The best help and insight I’ve ever had for brainstorming was a senior course in discussion and conference leadership at the University of Colorado, years ago. Although there was a lot of research and theory presented, it was primarily a hands-on course, with the prof as facilitator, using issues that were of importance to all of us. In other words, we worked on a project together and she intervened when necessary. Talk about learning!! It was just superb. She gave us insight and feedback like mad, and we had five weeks to get used to it all. By the end of that time, we were a well oiled, productive team, willing and capable to take on the subjects of mutual importance.
Yet, as a recent McKinsey article by Kevin and Shawn Coyne points out, most attempts at brainstorming are doomed from the start. Still, companies run on good ideas. As a result, teams and groups are inevitably probing for new, time-saving and productive process improvements.
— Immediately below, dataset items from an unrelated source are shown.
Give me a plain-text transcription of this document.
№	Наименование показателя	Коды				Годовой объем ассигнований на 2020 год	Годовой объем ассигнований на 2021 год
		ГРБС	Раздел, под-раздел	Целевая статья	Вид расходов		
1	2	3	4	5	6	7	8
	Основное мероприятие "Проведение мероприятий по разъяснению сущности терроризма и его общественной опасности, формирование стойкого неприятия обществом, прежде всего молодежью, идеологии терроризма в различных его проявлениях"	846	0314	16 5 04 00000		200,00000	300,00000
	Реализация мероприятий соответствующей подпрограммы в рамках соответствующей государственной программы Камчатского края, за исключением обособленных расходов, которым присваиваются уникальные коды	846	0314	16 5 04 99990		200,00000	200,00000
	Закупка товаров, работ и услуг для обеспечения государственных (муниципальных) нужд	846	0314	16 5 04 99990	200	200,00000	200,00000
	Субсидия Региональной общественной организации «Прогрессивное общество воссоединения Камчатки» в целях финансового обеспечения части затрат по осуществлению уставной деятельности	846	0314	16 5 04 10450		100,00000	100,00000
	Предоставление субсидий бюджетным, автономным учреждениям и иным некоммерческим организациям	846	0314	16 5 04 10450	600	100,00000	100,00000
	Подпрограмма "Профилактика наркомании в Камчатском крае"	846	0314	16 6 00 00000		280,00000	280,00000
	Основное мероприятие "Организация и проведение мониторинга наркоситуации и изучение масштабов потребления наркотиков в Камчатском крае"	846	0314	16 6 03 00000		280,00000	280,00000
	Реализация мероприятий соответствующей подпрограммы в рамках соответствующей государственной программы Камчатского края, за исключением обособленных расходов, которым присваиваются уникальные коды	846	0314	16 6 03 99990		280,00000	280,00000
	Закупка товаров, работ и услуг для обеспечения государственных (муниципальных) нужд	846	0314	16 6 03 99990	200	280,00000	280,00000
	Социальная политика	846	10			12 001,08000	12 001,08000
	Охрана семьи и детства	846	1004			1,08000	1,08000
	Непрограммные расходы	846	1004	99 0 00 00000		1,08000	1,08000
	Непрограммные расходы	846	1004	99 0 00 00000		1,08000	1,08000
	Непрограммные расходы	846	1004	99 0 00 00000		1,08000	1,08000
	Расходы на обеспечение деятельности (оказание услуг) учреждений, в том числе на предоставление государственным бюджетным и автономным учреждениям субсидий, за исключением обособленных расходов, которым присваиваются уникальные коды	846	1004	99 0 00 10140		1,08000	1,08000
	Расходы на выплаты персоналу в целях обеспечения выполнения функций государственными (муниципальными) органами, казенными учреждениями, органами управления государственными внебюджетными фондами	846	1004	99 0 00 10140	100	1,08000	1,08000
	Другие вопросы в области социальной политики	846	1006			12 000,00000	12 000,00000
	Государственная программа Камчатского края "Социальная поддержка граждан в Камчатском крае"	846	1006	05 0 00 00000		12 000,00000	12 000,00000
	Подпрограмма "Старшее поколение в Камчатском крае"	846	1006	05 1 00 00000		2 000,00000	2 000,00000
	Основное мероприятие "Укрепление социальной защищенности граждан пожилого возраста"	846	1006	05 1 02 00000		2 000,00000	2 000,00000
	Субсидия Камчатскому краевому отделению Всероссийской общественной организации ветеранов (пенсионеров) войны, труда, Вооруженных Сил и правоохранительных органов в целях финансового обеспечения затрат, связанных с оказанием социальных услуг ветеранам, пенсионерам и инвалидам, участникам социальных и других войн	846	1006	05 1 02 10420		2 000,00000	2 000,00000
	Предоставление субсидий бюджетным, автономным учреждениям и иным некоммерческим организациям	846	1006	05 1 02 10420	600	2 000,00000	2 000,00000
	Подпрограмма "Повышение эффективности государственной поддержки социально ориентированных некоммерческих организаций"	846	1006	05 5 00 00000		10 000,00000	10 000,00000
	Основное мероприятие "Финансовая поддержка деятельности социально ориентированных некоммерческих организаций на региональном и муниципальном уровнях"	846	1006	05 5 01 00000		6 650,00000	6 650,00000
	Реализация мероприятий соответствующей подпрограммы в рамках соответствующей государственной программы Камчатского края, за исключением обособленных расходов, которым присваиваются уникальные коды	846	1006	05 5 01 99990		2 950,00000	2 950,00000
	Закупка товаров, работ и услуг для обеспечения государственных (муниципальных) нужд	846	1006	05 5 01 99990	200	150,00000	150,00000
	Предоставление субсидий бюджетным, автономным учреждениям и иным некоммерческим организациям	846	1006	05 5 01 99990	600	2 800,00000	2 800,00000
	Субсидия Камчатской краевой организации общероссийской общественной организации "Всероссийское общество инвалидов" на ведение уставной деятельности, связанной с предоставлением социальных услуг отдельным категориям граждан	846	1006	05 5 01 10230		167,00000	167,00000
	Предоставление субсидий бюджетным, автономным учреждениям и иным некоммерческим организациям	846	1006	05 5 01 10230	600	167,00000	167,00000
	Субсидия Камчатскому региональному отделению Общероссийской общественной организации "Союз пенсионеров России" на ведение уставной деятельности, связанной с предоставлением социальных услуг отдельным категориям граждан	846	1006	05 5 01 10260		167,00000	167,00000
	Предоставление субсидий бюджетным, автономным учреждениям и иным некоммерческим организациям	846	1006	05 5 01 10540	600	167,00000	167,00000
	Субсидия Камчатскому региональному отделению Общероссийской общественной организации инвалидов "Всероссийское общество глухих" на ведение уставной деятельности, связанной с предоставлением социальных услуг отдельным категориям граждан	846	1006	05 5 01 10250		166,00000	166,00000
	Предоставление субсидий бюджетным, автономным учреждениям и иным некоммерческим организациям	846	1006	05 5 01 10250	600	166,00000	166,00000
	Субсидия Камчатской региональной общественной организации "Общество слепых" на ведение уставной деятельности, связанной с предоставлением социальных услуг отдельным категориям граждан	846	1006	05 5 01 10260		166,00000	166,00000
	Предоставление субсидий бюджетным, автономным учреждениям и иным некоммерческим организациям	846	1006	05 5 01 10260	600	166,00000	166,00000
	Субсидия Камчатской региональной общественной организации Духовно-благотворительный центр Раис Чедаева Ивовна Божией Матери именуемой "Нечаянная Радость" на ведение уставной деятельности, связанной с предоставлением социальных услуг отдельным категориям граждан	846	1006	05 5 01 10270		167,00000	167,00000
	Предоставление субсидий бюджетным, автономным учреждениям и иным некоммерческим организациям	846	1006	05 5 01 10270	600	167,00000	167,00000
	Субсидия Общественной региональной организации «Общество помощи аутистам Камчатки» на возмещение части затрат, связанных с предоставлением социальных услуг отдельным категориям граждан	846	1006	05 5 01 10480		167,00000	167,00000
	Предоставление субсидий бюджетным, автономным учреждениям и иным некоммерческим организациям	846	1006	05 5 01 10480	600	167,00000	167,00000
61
So how can you get better brainstorming out of a team? There are a lot of things that won’t work: teams chosen for political reasons, telling people to “get creative” or “think outside the box,” working with a lot of group exercises, reminding people that there are “no bad ideas,” or even using outsiders that are unfamiliar with your business, etc., etc., etc.
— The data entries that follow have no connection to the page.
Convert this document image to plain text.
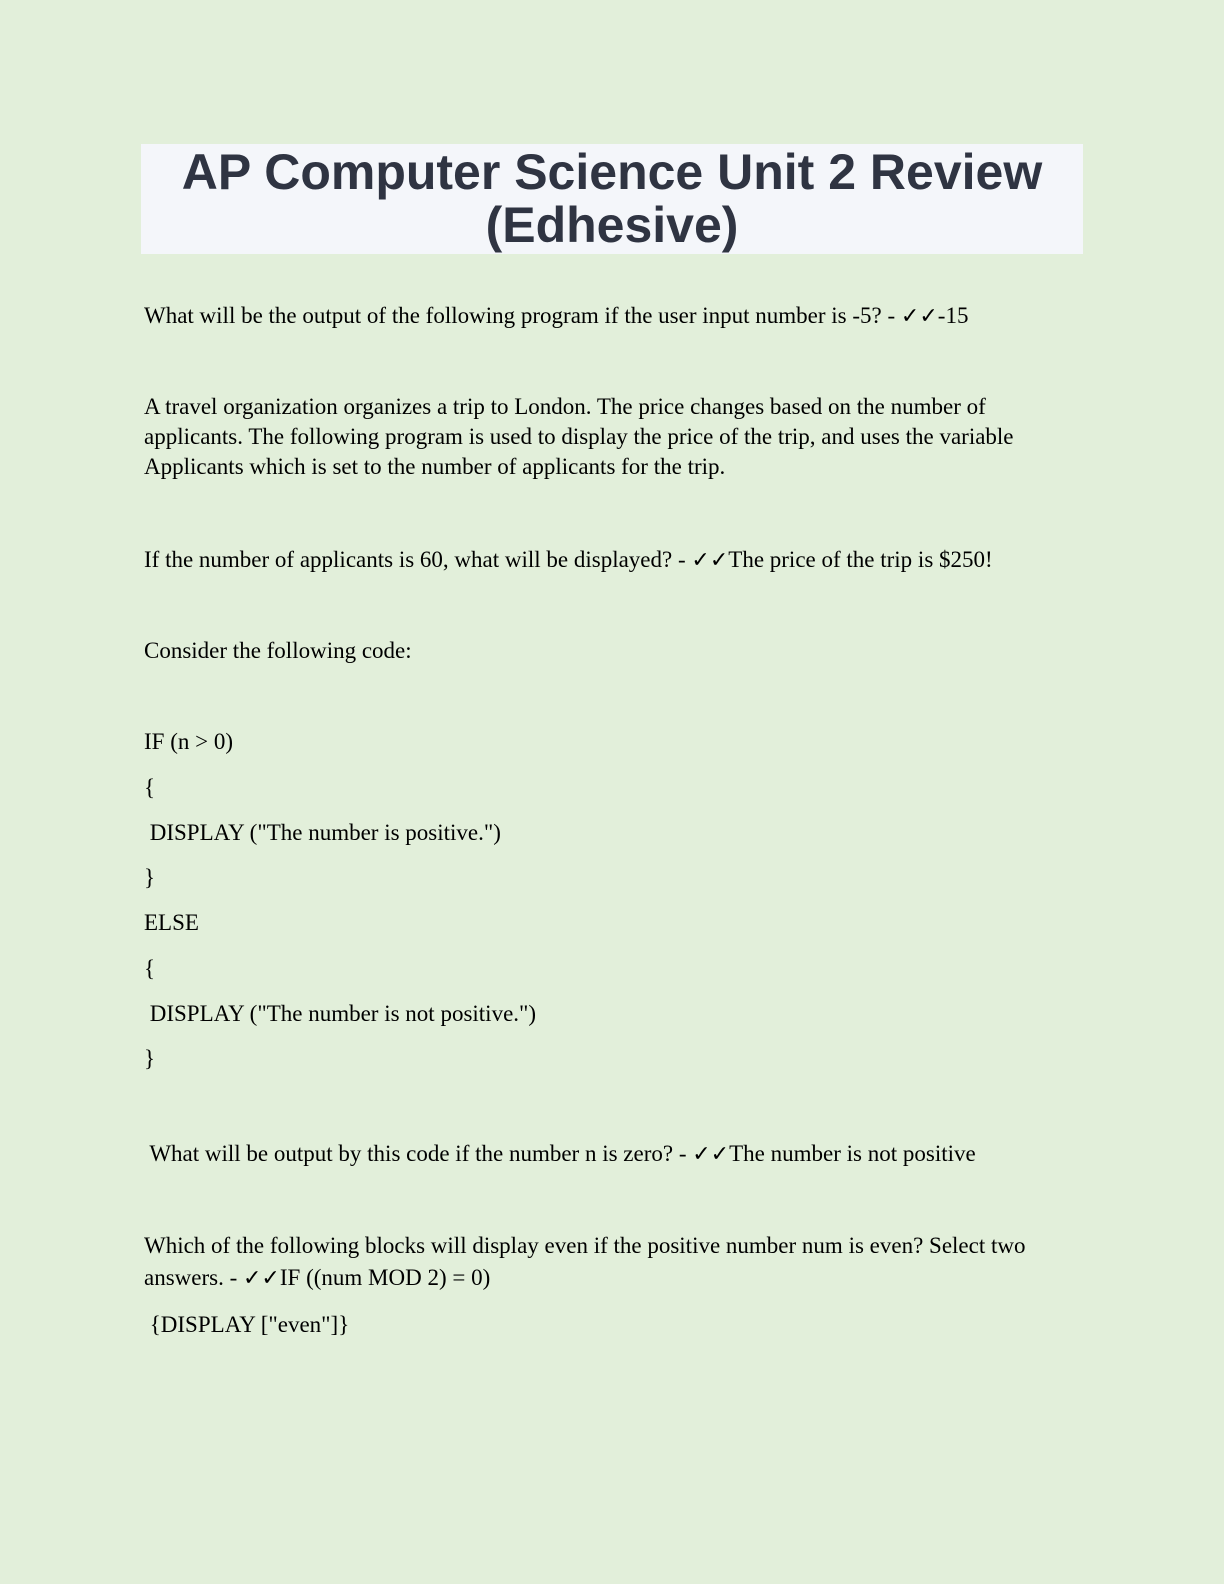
AP Computer Science Unit 2 Review
(Edhesive)
What will be the output of the following program if the user input number is -5? - ✓✓-15
A travel organization organizes a trip to London. The price changes based on the number of applicants. The following program is used to display the price of the trip, and uses the variable Applicants which is set to the number of applicants for the trip.
If the number of applicants is 60, what will be displayed? - ✓✓The price of the trip is $250!
Consider the following code:
IF (n > 0)
{
DISPLAY ("The number is positive.")
}
ELSE
{
DISPLAY ("The number is not positive.")
}
What will be output by this code if the number n is zero? - ✓✓The number is not positive
Which of the following blocks will display even if the positive number num is even? Select two
answers. - ✓✓IF ((num MOD 2) = 0)
{DISPLAY ["even"]}
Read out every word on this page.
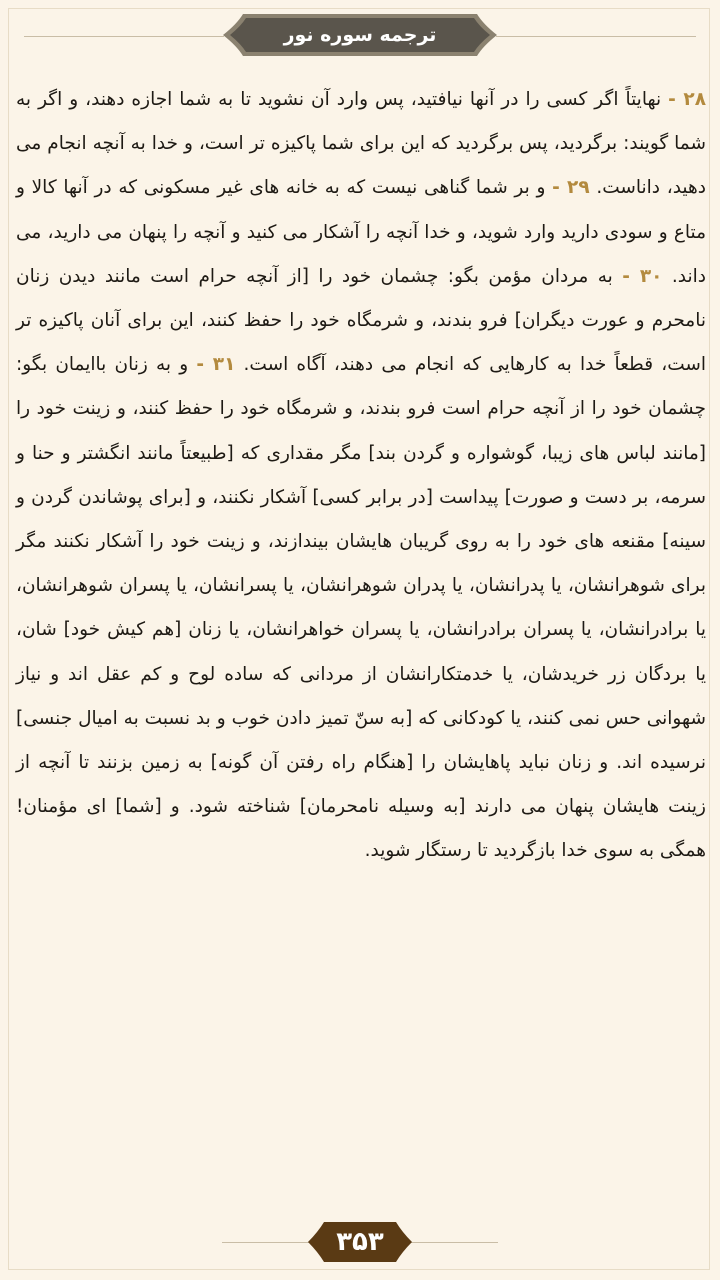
ترجمه سوره نور

۲۸ - نهایتاً اگر کسی را در آنها نیافتید، پس وارد آن نشوید تا به شما اجازه دهند، و اگر به شما گویند: برگردید، پس برگردید که این برای شما پاکیزه تر است، و خدا به آنچه انجام می دهید، داناست. ۲۹ - و بر شما گناهی نیست که به خانه های غیر مسکونی که در آنها کالا و متاع و سودی دارید وارد شوید، و خدا آنچه را آشکار می کنید و آنچه را پنهان می دارید، می داند. ۳۰ - به مردان مؤمن بگو: چشمان خود را [از آنچه حرام است مانند دیدن زنان نامحرم و عورت دیگران] فرو بندند، و شرمگاه خود را حفظ کنند، این برای آنان پاکیزه تر است، قطعاً خدا به کارهایی که انجام می دهند، آگاه است. ۳۱ - و به زنان باایمان بگو: چشمان خود را از آنچه حرام است فرو بندند، و شرمگاه خود را حفظ کنند، و زینت خود را [مانند لباس های زیبا، گوشواره و گردن بند] مگر مقداری که [طبیعتاً مانند انگشتر و حنا و سرمه، بر دست و صورت] پیداست [در برابر کسی] آشکار نکنند، و [برای پوشاندن گردن و سینه] مقنعه های خود را به روی گریبان هایشان بیندازند، و زینت خود را آشکار نکنند مگر برای شوهرانشان، یا پدرانشان، یا پدران شوهرانشان، یا پسرانشان، یا پسران شوهرانشان، یا برادرانشان، یا پسران برادرانشان، یا پسران خواهرانشان، یا زنان [هم کیش خود] شان، یا بردگان زر خریدشان، یا خدمتکارانشان از مردانی که ساده لوح و کم عقل اند و نیاز شهوانی حس نمی کنند، یا کودکانی که [به سنّ تمیز دادن خوب و بد نسبت به امیال جنسی] نرسیده اند. و زنان نباید پاهایشان را [هنگام راه رفتن آن گونه] به زمین بزنند تا آنچه از زینت هایشان پنهان می دارند [به وسیله نامحرمان] شناخته شود. و [شما] ای مؤمنان! همگی به سوی خدا بازگردید تا رستگار شوید.

۳۵۳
Effective brainstorming requires a fair amount of preparation. Indeed, when I’m asked to facilitate a team, I’m quick to refuse unless I understand the business, its problems and needs. That means that I’ll do a fair amount of information gathering before the team meetings (note the plural—meetings). Furthermore, when facilitating it’s important for me to keep checking my information with the team in order to keep myself and them on target. Structure for the sessions is terrifically important, even imperative. So, here are seven steps for brainstorming, adapted from the Coynes, that really will work:
- Shape the decision criteria. For example, dwelling on products or IT changes that the company won’t fund is a waste of time. Talking to senior managers to gain the criteria BEFORE the team meetings is an excellent use of time. It’ll make the team far more focused and productive.
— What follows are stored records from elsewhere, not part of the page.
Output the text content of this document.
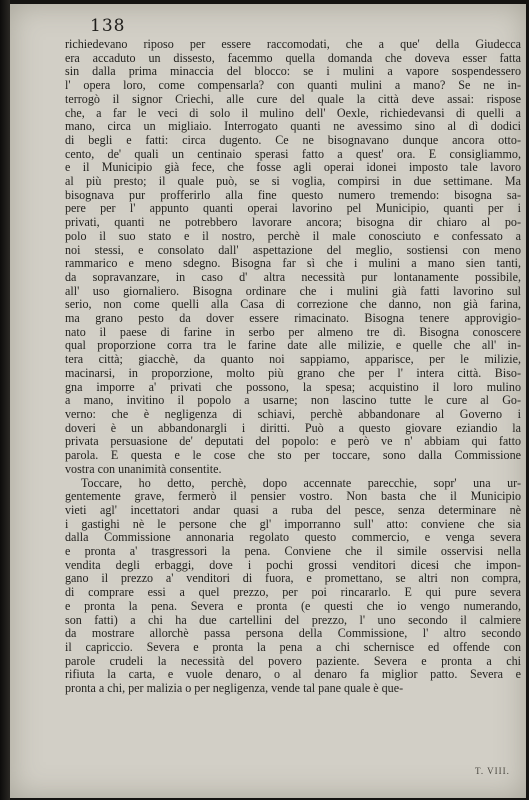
138

richiedevano riposo per essere raccomodati, che a que' della Giudecca
era accaduto un dissesto, facemmo quella domanda che doveva esser fatta
sin dalla prima minaccia del blocco: se i mulini a vapore sospendessero
l' opera loro, come compensarla? con quanti mulini a mano? Se ne in-
terrogò il signor Criechi, alle cure del quale la città deve assai: rispose
che, a far le veci di solo il mulino dell' Oexle, richiedevansi di quelli a
mano, circa un migliaio. Interrogato quanti ne avessimo sino al dì dodici
di begli e fatti: circa dugento. Ce ne bisognavano dunque ancora otto-
cento, de' quali un centinaio sperasi fatto a quest' ora. E consigliammo,
e il Municipio già fece, che fosse agli operai idonei imposto tale lavoro
al più presto; il quale può, se si voglia, compirsi in due settimane. Ma
bisognava pur profferirlo alla fine questo numero tremendo: bisogna sa-
pere per l' appunto quanti operai lavorino pel Municipio, quanti per i
privati, quanti ne potrebbero lavorare ancora; bisogna dir chiaro al po-
polo il suo stato e il nostro, perchè il male conosciuto e confessato a
noi stessi, e consolato dall' aspettazione del meglio, sostiensi con meno
rammarico e meno sdegno. Bisogna far sì che i mulini a mano sien tanti,
da sopravanzare, in caso d' altra necessità pur lontanamente possibile,
all' uso giornaliero. Bisogna ordinare che i mulini già fatti lavorino sul
serio, non come quelli alla Casa di correzione che danno, non già farina,
ma grano pesto da dover essere rimacinato. Bisogna tenere approvigio-
nato il paese di farine in serbo per almeno tre dì. Bisogna conoscere
qual proporzione corra tra le farine date alle milizie, e quelle che all' in-
tera città; giacchè, da quanto noi sappiamo, apparisce, per le milizie,
macinarsi, in proporzione, molto più grano che per l' intera città. Biso-
gna imporre a' privati che possono, la spesa; acquistino il loro mulino
a mano, invitino il popolo a usarne; non lascino tutte le cure al Go-
verno: che è negligenza di schiavi, perchè abbandonare al Governo i
doveri è un abbandonargli i diritti. Può a questo giovare eziandio la
privata persuasione de' deputati del popolo: e però ve n' abbiam qui fatto
parola. E questa e le cose che sto per toccare, sono dalla Commissione
vostra con unanimità consentite.

Toccare, ho detto, perchè, dopo accennate parecchie, sopr' una ur-
gentemente grave, fermerò il pensier vostro. Non basta che il Municipio
vieti agl' incettatori andar quasi a ruba del pesce, senza determinare nè
i gastighi nè le persone che gl' imporranno sull' atto: conviene che sia
dalla Commissione annonaria regolato questo commercio, e venga severa
e pronta a' trasgressori la pena. Conviene che il simile osservisi nella
vendita degli erbaggi, dove i pochi grossi venditori dicesi che impon-
gano il prezzo a' venditori di fuora, e promettano, se altri non compra,
di comprare essi a quel prezzo, per poi rincararlo. E qui pure severa
e pronta la pena. Severa e pronta (e questi che io vengo numerando,
son fatti) a chi ha due cartellini del prezzo, l' uno secondo il calmiere
da mostrare allorchè passa persona della Commissione, l' altro secondo
il capriccio. Severa e pronta la pena a chi schernisce ed offende con
parole crudeli la necessità del povero paziente. Severa e pronta a chi
rifiuta la carta, e vuole denaro, o al denaro fa miglior patto. Severa e
pronta a chi, per malizia o per negligenza, vende tal pane quale è que-

T. VIII.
- Focus on the right questions. Decades of research on questions for your team to explore have been found to be an imperative. And that’s not easy. The trick is to get the right questions. As the Coynes suggest, questions should force the participants to new, unfamiliar perspectives. The second trick is to limit the topics for the team to explore, without being so restrictive that it forces the answers. For example, my architectural clients worked with a question such as “What are the key client mental models, that if diffused, will provide us with the most opportunities?” (We found that there were only five recurring models held by a base of more than 25 different clients, making it possible to create change conversations that brought architectural success.)
- Pick the right people. In other words, the only people of value are those that can answer the questions you’ve structured. You want “in-the-trenches” team members. Putting people on that architectural team that didn’t relate regularly with clients and construction people would be farcical. They wouldn’t understand what was going on.
- Small groups are an absolute necessity. The old research was that once a group got beyond 13 people, you were done for. We’ve found that 5 or 6 in a team is maximum. That way everyone has to talk and weigh in on ideas. They’re forced to speak up and the team is not so large that any would be fearful or hide. Although usually bosses get in the way, I’ve coached them so that they became peers and colleagues, rather than bosses. It can work, but it’ll take some time. Big mouths get shut down pretty quickly in a structured group.
- It’s not fast and furious. In structured brainstorming you may work with no more than two or three ideas over a period of an hour and a half. Although the first few minutes may generate a lot of talk, it quickly settles into just a few issues. In fact, you may find yourself coming back to those issues at the next meeting, largely because participants have spent time on them between sessions. And you’ll find a couple members attacking ideas. That, too, is very useful.
- Narrow the ideas generated. Suppose you’ve gotten a lot of ideas. It’s important to let participants know that execs may have info they don’t. That means nothing is in concrete until there is exec feedback on them.
- Follow through—quickly. With the groups that I’ve worked with, it’s important to try on the ideas, review and adjust. Sometimes the success of an ideas means that we enlarge it. Other times, its failure means that we have to replace it. That’s all normal stuff.